I have heard and read a number of comments about the healing waters of Dawasamu. Some have told stories of its miraculous healings and others have scoffed at it as a mere figment of imagination. But the Dawasamu healing waters have continued to attract thousands of visitors per day.

Therefore, I decided to visit the much-talked about place myself.

I made arrangement with Lusi, a family friend, and her son Jone to act as our guide to visit Dawasamu.

We left Namadi Heights at 2pm and reached Tailevu township at 2.45pm. We crossed the bridge and swung right on to the beautifully tarsealed road leading to Natovi jetty, passing close the newly-renovated RKS and QVS and then on to the bumpy and dusty road leading to Dawasamu.

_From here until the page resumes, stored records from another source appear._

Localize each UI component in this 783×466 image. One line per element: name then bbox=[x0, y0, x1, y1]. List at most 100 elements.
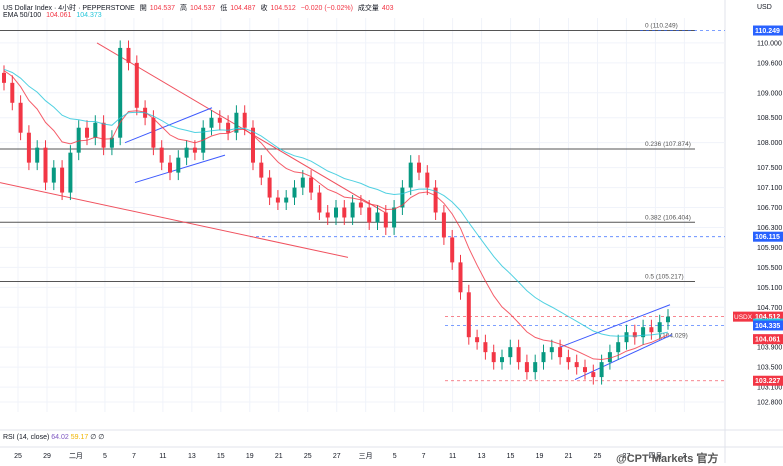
candle-body bbox=[234, 112, 239, 133]
candle-body bbox=[275, 197, 280, 203]
price-tick-label: 105.900 bbox=[757, 245, 782, 252]
candle-body bbox=[267, 177, 272, 198]
rsi-value: 64.02 bbox=[51, 434, 69, 441]
candle-body bbox=[68, 152, 73, 193]
price-tick-label: 103.100 bbox=[757, 385, 782, 392]
price-tick-label: 107.100 bbox=[757, 185, 782, 192]
blue-channel-upper bbox=[559, 304, 671, 348]
x-tick-label: 25 bbox=[304, 453, 312, 460]
candle-body bbox=[101, 122, 106, 148]
candle-body bbox=[367, 207, 372, 223]
red-channel-lower bbox=[0, 182, 349, 258]
ema50-line bbox=[3, 70, 669, 361]
change-value: −0.020 (−0.02%) bbox=[300, 5, 353, 12]
candle-body bbox=[483, 342, 488, 353]
symbol-header: US Dollar Index · 4小时 · PEPPERSTONE 開 104… bbox=[3, 3, 397, 13]
candle-body bbox=[491, 352, 496, 363]
candle-body bbox=[317, 192, 322, 213]
low-value: 104.487 bbox=[230, 5, 256, 12]
candle-body bbox=[549, 347, 554, 353]
candle-body bbox=[392, 207, 397, 228]
candle-body bbox=[60, 167, 65, 193]
volume-label: 成交量 bbox=[357, 5, 379, 12]
candle-body bbox=[466, 292, 471, 338]
x-tick-label: 5 bbox=[103, 453, 107, 460]
candle-body bbox=[458, 262, 463, 293]
candle-body bbox=[441, 212, 446, 238]
close-value: 104.512 bbox=[270, 5, 296, 12]
price-tick-label: 108.000 bbox=[757, 140, 782, 147]
candle-body bbox=[217, 117, 222, 123]
candle-body bbox=[558, 347, 563, 358]
candle-body bbox=[85, 127, 89, 138]
symbol-badge-label: USDX bbox=[734, 314, 753, 321]
candle-body bbox=[134, 62, 139, 108]
candle-body bbox=[284, 197, 289, 203]
candle-body bbox=[516, 347, 521, 363]
ema-label: EMA 50/100 bbox=[3, 12, 42, 19]
price-tick-label: 104.700 bbox=[757, 305, 782, 312]
candle-body bbox=[433, 187, 438, 213]
x-tick-label: 7 bbox=[132, 453, 136, 460]
ema100-line bbox=[3, 68, 669, 337]
x-tick-label: 二月 bbox=[69, 452, 83, 460]
candle-body bbox=[168, 162, 172, 173]
x-tick-label: 25 bbox=[14, 453, 22, 460]
price-tick-label: 102.800 bbox=[757, 400, 782, 407]
price-tick-label: 109.600 bbox=[757, 60, 782, 67]
price-badge bbox=[753, 25, 783, 36]
x-tick-label: 三月 bbox=[359, 452, 373, 460]
price-tick-label: 108.500 bbox=[757, 115, 782, 122]
price-badge-label: 103.227 bbox=[755, 378, 780, 385]
candle-body bbox=[566, 357, 571, 363]
candle-body bbox=[500, 357, 504, 363]
fib-level-label: 0.382 (106.404) bbox=[645, 214, 691, 221]
candle-body bbox=[641, 327, 646, 338]
x-tick-label: 29 bbox=[43, 453, 51, 460]
price-tick-label: 103.900 bbox=[757, 345, 782, 352]
ema50-value: 104.061 bbox=[46, 12, 72, 19]
price-badge-label: 110.249 bbox=[755, 28, 780, 35]
candle-body bbox=[76, 127, 81, 153]
candle-body bbox=[300, 177, 305, 188]
x-tick-label: 13 bbox=[478, 453, 486, 460]
price-badge bbox=[753, 320, 783, 331]
open-value: 104.537 bbox=[149, 5, 176, 12]
symbol-title: US Dollar Index · 4小时 · PEPPERSTONE bbox=[3, 5, 135, 12]
rsi-empty-2: ∅ bbox=[98, 434, 105, 441]
open-label: 開 bbox=[139, 5, 147, 12]
candle-body bbox=[209, 117, 214, 128]
candle-body bbox=[624, 332, 629, 343]
candle-body bbox=[10, 82, 15, 103]
candle-body bbox=[292, 187, 297, 198]
candle-body bbox=[151, 117, 156, 148]
x-tick-label: 3 bbox=[682, 453, 686, 460]
candle-body bbox=[350, 202, 355, 218]
rsi-legend[interactable]: RSI (14, close) 64.02 59.17 ∅ ∅ bbox=[3, 433, 104, 441]
price-badge bbox=[753, 375, 783, 386]
candle-body bbox=[334, 207, 338, 218]
candle-body bbox=[375, 212, 380, 223]
candle-body bbox=[192, 147, 197, 153]
candle-body bbox=[109, 137, 114, 148]
rsi-empty-1: ∅ bbox=[90, 434, 97, 441]
x-tick-label: 15 bbox=[217, 453, 225, 460]
price-tick-label: 107.500 bbox=[757, 165, 782, 172]
x-tick-label: 21 bbox=[565, 453, 573, 460]
price-tick-label: 109.000 bbox=[757, 90, 782, 97]
candle-body bbox=[325, 212, 330, 218]
price-badge bbox=[753, 334, 783, 345]
candle-body bbox=[43, 147, 48, 183]
watermark: @CPT Markets 官方 bbox=[616, 453, 719, 465]
candle-body bbox=[400, 187, 405, 208]
candle-body bbox=[51, 167, 56, 183]
price-badge-label: 104.061 bbox=[755, 337, 780, 344]
candle-body bbox=[475, 337, 480, 343]
candle-body bbox=[309, 177, 314, 193]
fib-level-label: (104.029) bbox=[660, 333, 688, 340]
candle-body bbox=[93, 122, 98, 138]
ema-legend[interactable]: EMA 50/100 104.061 104.373 bbox=[3, 12, 105, 19]
candle-body bbox=[35, 147, 40, 163]
x-tick-label: 27 bbox=[333, 453, 341, 460]
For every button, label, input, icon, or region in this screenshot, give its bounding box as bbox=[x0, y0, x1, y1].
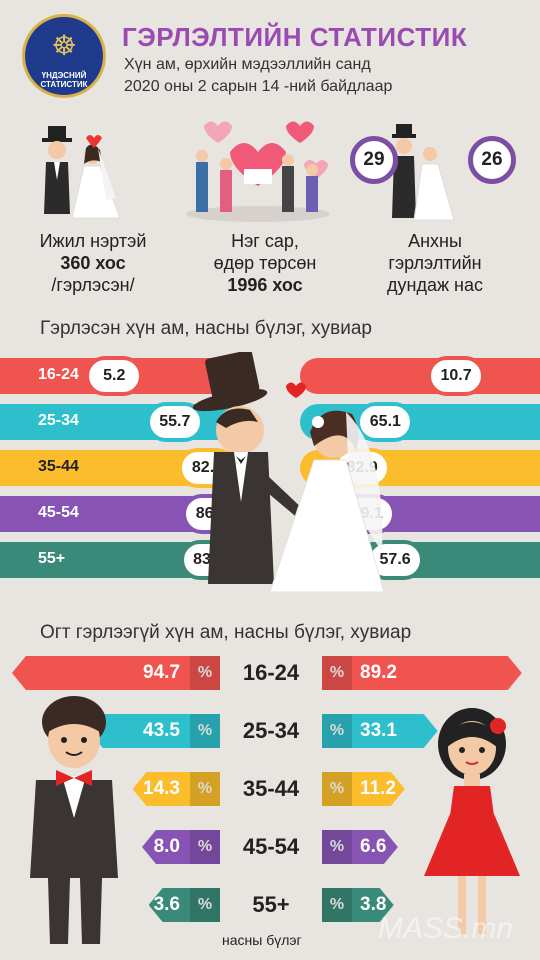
bride-groom-small-icon bbox=[392, 124, 455, 221]
married-category-label: 55+ bbox=[38, 550, 66, 567]
same-birthday-stat: Нэг сар, өдөр төрсөн 1996 хос bbox=[180, 230, 350, 296]
same-name-stat: Ижил нэртэй 360 хос /гэрлэсэн/ bbox=[18, 230, 168, 296]
hearts-crowd-icon bbox=[186, 121, 330, 222]
avg-age-line2: гэрлэлтийн bbox=[388, 253, 482, 273]
unmarried-male-pct: % bbox=[190, 656, 220, 690]
unmarried-male-pct: % bbox=[190, 830, 220, 864]
married-bar-right-16-24 bbox=[300, 358, 540, 394]
logo: ☸ ҮНДЭСНИЙ СТАТИСТИК bbox=[22, 14, 106, 98]
unmarried-female-bar: 89.2 bbox=[352, 656, 522, 690]
same-birthday-line2: өдөр төрсөн bbox=[213, 253, 317, 273]
married-category-label: 35-44 bbox=[38, 458, 79, 475]
unmarried-female-pct: % bbox=[322, 714, 352, 748]
unmarried-female-pct: % bbox=[322, 830, 352, 864]
boy-illustration bbox=[30, 696, 118, 944]
subtitle-1: Хүн ам, өрхийн мэдээллийн санд bbox=[124, 56, 371, 73]
same-birthday-line1: Нэг сар, bbox=[231, 231, 299, 251]
unmarried-category-label: 25-34 bbox=[242, 718, 300, 743]
logo-text-2: СТАТИСТИК bbox=[40, 80, 88, 89]
soyombo-icon: ☸ bbox=[51, 29, 77, 62]
unmarried-male-bar: 14.3 bbox=[132, 772, 190, 806]
age-group-footer: насны бүлэг bbox=[222, 932, 302, 948]
wedding-couple-icon bbox=[42, 126, 121, 219]
married-category-label: 25-34 bbox=[38, 412, 79, 429]
married-section-title: Гэрлэсэн хүн ам, насны бүлэг, хувиар bbox=[40, 318, 372, 339]
unmarried-female-pct: % bbox=[322, 772, 352, 806]
same-name-line1: Ижил нэртэй bbox=[39, 231, 147, 251]
same-birthday-line3: 1996 хос bbox=[227, 275, 303, 295]
unmarried-female-bar: 11.2 bbox=[352, 772, 405, 806]
female-avg-age-badge: 26 bbox=[468, 136, 516, 184]
unmarried-category-label: 35-44 bbox=[242, 776, 300, 801]
unmarried-female-pct: % bbox=[322, 888, 352, 922]
unmarried-male-pct: % bbox=[190, 714, 220, 748]
unmarried-male-bar: 3.6 bbox=[148, 888, 190, 922]
unmarried-female-bar: 33.1 bbox=[352, 714, 438, 748]
unmarried-category-label: 16-24 bbox=[242, 660, 300, 685]
married-male-value: 5.2 bbox=[85, 356, 144, 396]
unmarried-male-pct: % bbox=[190, 888, 220, 922]
married-female-value: 10.7 bbox=[427, 356, 486, 396]
avg-age-line1: Анхны bbox=[408, 231, 462, 251]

Upon inquiry Jone told me that it would take approximately 20 to 25 minutes on this dirt road to reach the village. We reached at 3.45pm. Lusi had already made arrangements with a relative in the village for a parking spot for our car. An elderly gentleman ushered us into our parking space. I saw a long line of vehicles of all shapes and sizes waiting in a queue along the narrow road.

At the village I discovered a hive of activity. There were newly-erected sheds where villagers sold fruits, hot tea/coffee, juice, etc.

Young boys carried roti parcels in plates and sold them to the people waiting in their vehicles. Tired and thirsty visitors bought these items and chatted away in a friendly camaraderie.

Others waited in their vehicles with doors wide open to allow for fresh air. There was an air of patience in waiting and a determination to reach the healing waters. A woman was being pushed on a wheelchair. A couple of village lads came running to help her. And I thought to myself, oh God, so much of the milk of human kindness that prevails here.

A group of village lads were busy carting water in plastic containers and a wheelbarrow. I noticed that they were moving towards the newly-erected toilets for the visitors and filling the drums there. Man it was a hard job, but the lads looked very enthusiastic.

A senior gentleman controlled the movements of the vehicles. He was wearing a yellow striped jacket. He occasionally shouted orders to other village lads wearing similar jackets. Another lad was supplying drinking water to the visitors waiting in their vehicles. It then occurred to me that they all were members of the village committee to serve the visitors

We were told that the site of the healing waters would open at 5pm. At 5.15pm the vehicles started a slow crawl. A waiting sick person died and there was a commotion.

Our turn to enter the one-lane dirt road to healing waters came at 8pm. Village lads controlled the movements and the parking of 30 vehicles which were allowed to go in at any one time. This prevented congestion and allowed for easy flow.

The believers rushed in to have their showers and to fill water in the plastic containers for use at home. It was pitch dark because the area has no electricity. People used torches and helped each other. The sound of cheerfulness in their voices reflected that they were happy to be there and thanked God for the opportunity.

My group finished at 9pm and we started driving back on the narrow road. As we returned we saw a long line of vehicles still waiting for their turn. We saw more vehicles coming in at that time. The area is well outside the mobile net communication and if things went wrong there would be no way of communicating with the world outside.

When our car finally reached the tarsealed road we breathed a sigh of relief that we had made it safely. We reached home at 11pm and our heart went out to those who still waited in the queue.

Dawasamu villagers deserve our hearty thanks for their kindness, love and compassion. Dawasamu’s healing waters phenomena will linger in my mind for a long time. There must be a supernatural force to attract thousands from around the world.

You have got to see and experience this to believe it.